Is love ever enough to keep people together? Is it enough to sustain a relationship tearing at the seams because of the insurmountable differences between two individuals? These are questions posed in the romantic-comedy movie Celeste and Jessie Forever starring the talented Rashida Jones and Andy Samberg. Since Jones co-wrote the screenplay for the movie, the role of Celeste suited Jones perfectly, playing a successful type-A know-it-all coping with the effects of a dismantled marriage. Samburg’s role was also well-tailored for the role, playing a man struggling with the responsibilities and consequences of starting anew.
It’s constantly compared to 500 Days of Summer. Both movies are stories aboutlove without being a love story. In a sense, they’re both loved stories, the after math of love gone awry and the casualties of unrequited love. Although I loved both films, C + J Forever edges out over 500 Days of Summer. Unlike the latter, the former gives a more realistic depiction of the complications of breakups. Regardless of how unscathed two people want to be after breaking up, one side is always going to be more battered and bruised as a result. It’s rarely a completely mutual decision to part ways with a beloved.
The lovelorn’s pain is concealed under a veil of denial that results in a series of poor decisions that leads to regret. After which point the lovelorn addresses the source to the reckless behaviors and tried to finally mend wounds of of a broken heart. However much the lovelorn wants to reconcile with the beloved, it’s not enough to look past the staggering contrast between the two. Sometimes love simply isn’t enough. Two people can love each other with great passion, but circumstances prevents them from being together. When two people are fundamentally different, no amount of compromise can ever compensate for their irreconcilable differences.

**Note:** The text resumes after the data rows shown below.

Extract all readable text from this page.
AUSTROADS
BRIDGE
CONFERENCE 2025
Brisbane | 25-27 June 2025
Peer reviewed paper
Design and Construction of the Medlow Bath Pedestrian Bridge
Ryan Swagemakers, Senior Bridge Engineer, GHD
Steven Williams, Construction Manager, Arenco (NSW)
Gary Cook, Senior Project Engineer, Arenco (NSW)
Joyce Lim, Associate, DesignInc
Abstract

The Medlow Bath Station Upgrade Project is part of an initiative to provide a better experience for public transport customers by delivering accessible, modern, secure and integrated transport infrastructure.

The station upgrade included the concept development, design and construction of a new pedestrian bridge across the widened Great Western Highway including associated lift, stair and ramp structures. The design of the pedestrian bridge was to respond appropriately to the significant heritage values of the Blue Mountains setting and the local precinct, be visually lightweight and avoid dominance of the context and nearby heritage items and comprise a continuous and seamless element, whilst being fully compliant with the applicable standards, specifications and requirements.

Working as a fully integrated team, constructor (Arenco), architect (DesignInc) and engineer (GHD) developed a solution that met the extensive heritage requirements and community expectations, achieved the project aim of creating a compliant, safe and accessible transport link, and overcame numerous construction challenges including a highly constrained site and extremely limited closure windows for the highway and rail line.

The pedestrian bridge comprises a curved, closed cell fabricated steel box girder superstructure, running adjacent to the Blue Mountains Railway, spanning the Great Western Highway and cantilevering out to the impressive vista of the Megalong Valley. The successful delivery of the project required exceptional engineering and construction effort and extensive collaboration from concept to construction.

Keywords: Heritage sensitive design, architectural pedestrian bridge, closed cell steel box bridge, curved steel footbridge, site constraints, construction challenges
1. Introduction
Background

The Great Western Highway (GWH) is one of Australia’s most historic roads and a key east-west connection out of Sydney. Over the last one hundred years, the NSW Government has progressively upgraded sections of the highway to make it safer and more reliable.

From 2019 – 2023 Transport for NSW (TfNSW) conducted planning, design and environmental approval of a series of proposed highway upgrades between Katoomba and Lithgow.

In the end as two people walk away into their separate paths, they’ll always share a special history no one can ever take away. Sometimes one party lingers in the remains of a fallen relationship while the other walks away. In the case of C + J, Celeste undertakes a journey towards recovery alone, as it should be. Letting go and cutting loses hurts, but its better than lingering in the remains of the past and holding on to un-reciprocated feelings. After years of being a part of an us or a we, its pertinent to rediscover yourself, and be sufficient enough to make yourself happy regardless of who you’re with.
Over all I thoroughly enjoyed the film. It was a poignant look at love and its after effects. The script was well written, it was sharp and smart without being unapproachable and unrelatable. The cast was well suited for their parts, with the ensemble shining even in the short amount of screen time they’re given. I would highly recommend it, and am planning on watching it again in the future.